3. Full Solution Approach  
Let s = N as a string of length M, and let K be the number of digits we must remove. We will build a stack (initially empty) to hold the digits of the resulting number:

1. Initialize an empty stack (e.g., a string `stk`) and set `rem = K`.  
2. Iterate over each digit `d` in s from left to right:
   a. While `rem > 0` and the stack is non-empty and the top of the stack is less than `d`, pop the stack (this simulates deleting that smaller digit) and decrement `rem`.  
   b. Push `d` onto the stack.  
3. If after processing all digits we still have `rem > 0`, pop `rem` more digits from the end of the stack.  
4. The stack now contains `M−K` digits. Convert it to a string and strip leading zeros (unless the entire string is zeros, then return "0").  
5. Print the result.

This runs in O(M) time and uses O(M) extra space, where M = |N|.

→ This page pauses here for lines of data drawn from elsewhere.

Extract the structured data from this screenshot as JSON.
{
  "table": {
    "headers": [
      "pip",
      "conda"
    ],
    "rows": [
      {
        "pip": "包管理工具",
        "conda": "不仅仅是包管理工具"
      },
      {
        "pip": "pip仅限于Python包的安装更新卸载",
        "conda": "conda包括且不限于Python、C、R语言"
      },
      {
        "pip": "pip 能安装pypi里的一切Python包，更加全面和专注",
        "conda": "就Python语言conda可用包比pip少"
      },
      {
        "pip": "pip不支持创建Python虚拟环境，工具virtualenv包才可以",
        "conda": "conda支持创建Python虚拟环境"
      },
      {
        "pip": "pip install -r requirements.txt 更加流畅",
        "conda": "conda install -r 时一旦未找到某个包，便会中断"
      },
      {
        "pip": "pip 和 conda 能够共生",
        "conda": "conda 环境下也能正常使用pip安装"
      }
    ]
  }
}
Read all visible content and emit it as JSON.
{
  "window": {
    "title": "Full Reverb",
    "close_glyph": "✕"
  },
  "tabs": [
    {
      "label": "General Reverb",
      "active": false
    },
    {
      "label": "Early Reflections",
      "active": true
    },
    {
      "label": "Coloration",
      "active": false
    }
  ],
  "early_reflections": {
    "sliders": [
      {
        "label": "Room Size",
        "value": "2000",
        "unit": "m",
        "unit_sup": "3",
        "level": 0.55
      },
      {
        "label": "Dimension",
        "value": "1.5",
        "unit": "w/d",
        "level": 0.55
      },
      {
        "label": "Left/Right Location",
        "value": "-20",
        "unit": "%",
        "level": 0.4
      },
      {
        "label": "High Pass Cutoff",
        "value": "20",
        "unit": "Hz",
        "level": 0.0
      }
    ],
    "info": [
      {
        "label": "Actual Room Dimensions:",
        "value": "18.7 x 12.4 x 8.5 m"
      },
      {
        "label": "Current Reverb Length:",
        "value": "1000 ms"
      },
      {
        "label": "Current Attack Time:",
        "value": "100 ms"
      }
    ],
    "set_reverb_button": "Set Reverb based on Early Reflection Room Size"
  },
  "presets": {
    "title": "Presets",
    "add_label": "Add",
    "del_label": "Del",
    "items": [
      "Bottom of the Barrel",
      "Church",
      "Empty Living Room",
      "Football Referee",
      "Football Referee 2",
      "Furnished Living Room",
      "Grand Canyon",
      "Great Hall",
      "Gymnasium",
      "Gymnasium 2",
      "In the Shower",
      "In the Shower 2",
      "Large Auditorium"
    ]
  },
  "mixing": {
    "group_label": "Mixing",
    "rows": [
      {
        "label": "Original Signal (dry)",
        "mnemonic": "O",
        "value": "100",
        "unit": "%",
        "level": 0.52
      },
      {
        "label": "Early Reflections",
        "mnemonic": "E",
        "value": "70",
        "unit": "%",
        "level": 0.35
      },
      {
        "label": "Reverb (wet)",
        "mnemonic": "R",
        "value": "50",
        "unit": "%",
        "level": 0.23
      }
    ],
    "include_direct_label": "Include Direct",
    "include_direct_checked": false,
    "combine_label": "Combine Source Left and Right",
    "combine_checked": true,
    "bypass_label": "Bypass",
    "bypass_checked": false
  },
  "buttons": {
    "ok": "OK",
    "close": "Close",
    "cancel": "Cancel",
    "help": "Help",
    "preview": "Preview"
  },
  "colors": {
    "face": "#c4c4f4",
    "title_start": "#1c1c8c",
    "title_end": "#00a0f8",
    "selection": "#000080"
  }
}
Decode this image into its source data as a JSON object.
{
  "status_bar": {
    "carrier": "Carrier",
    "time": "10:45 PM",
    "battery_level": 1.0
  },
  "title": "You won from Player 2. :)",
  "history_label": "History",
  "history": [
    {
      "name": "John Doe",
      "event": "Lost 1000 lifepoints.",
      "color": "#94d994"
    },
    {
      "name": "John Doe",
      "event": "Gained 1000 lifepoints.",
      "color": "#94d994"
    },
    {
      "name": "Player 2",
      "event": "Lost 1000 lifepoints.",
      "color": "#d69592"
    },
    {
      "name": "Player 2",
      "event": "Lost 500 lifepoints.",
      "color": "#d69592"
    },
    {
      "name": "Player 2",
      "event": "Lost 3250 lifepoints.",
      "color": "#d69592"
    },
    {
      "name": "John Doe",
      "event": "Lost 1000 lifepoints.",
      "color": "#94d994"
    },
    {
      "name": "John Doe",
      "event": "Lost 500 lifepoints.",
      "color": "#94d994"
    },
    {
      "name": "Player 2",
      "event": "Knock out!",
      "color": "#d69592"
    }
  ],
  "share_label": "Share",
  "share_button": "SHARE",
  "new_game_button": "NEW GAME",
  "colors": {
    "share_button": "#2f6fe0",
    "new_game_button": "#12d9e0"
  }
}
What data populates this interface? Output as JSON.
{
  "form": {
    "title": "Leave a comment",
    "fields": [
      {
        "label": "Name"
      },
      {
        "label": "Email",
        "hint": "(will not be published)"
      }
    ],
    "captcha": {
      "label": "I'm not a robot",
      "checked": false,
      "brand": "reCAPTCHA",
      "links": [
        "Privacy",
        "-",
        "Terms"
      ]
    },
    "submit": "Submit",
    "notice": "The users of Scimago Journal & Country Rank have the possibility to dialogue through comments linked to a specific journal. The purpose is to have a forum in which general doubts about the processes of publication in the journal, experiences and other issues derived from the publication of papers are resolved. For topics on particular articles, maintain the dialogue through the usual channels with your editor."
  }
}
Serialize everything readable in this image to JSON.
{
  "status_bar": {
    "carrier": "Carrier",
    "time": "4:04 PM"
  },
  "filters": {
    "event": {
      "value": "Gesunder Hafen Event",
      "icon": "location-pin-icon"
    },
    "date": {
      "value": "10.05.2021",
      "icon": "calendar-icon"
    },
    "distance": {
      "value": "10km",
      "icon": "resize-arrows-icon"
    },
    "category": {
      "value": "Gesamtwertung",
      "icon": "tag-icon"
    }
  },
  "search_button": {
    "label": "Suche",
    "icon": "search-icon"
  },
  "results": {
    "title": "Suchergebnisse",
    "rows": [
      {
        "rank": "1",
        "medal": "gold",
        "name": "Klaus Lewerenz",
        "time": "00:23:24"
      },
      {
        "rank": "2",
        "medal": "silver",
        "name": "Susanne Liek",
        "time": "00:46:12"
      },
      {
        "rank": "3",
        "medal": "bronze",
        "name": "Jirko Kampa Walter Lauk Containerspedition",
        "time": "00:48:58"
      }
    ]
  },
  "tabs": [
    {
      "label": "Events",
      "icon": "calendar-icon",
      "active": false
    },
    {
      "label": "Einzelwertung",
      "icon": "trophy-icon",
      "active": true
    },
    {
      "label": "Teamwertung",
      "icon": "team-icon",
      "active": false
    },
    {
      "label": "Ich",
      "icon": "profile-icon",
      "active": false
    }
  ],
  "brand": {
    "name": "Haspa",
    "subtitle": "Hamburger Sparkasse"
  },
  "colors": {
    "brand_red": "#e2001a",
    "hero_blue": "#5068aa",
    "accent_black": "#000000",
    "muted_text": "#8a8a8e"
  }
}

4. C++ Implementation with Detailed Comments

```cpp
#include <bits/stdc++.h>
using namespace std;

int main() {
    ios::sync_with_stdio(false);
    cin.tie(nullptr);

    string N;
    int K;
    cin >> N >> K;

    // rem = how many digits we still need to remove
    int rem = K;
    // We'll build the answer in 'stk'
    string stk;
    stk.reserve(N.size());

    // Process each digit
    for(char d : N) {
        // While we can delete a previous digit, and doing so
        // will make a bigger leading digit, pop it.
        while (rem > 0 && !stk.empty() && stk.back() < d) {
            stk.pop_back();
            rem--;
        }
        // Keep the current digit
        stk.push_back(d);
    }

    // If we still have deletions left, remove from the end
    // (the remaining suffix is non-increasing)
    while (rem > 0 && !stk.empty()) {
        stk.pop_back();
        rem--;
    }

    // Remove leading zeros
    int pos = 0;
    while (pos < (int)stk.size() && stk[pos] == '0') {
        pos++;
    }

    // Construct the final answer
    string answer = (pos == (int)stk.size() ? "0" : stk.substr(pos));

    cout << answer << "\n";
    return 0;
}
```

5. Python Implementation with Detailed Comments

```python
import sys

def max_after_k_removals(N: str, K: int) -> str:
    rem = K
    stack = []

    # Greedy pass: remove smaller previous digits when possible
    for d in N:
        while rem > 0 and stack and stack[-1] < d:
            stack.pop()
            rem -= 1
        stack.append(d)

    # If deletions remain, chop from the end
    if rem > 0:
        stack = stack[:-rem]

    # Build the result string and strip leading zeros
    result = ''.join(stack).lstrip('0')
    return result if result else "0"

def main():
    data = sys.stdin.read().split()
    N, K = data[0], int(data[1])
    print(max_after_k_removals(N, K))

if __name__ == "__main__":
    main()
```

Explanation of the Core Idea:
- By always removing a smaller digit that appears before a larger one (when we can), we push larger digits as far left as possible.
- Once no more “improvements” are possible in this way, any remaining removals are best spent trimming the tail, which by then is in non-increasing order.
- Stripping leading zeros ensures we don’t output something like “00123”—we output “123”, or “0” if all digits are removed/zero.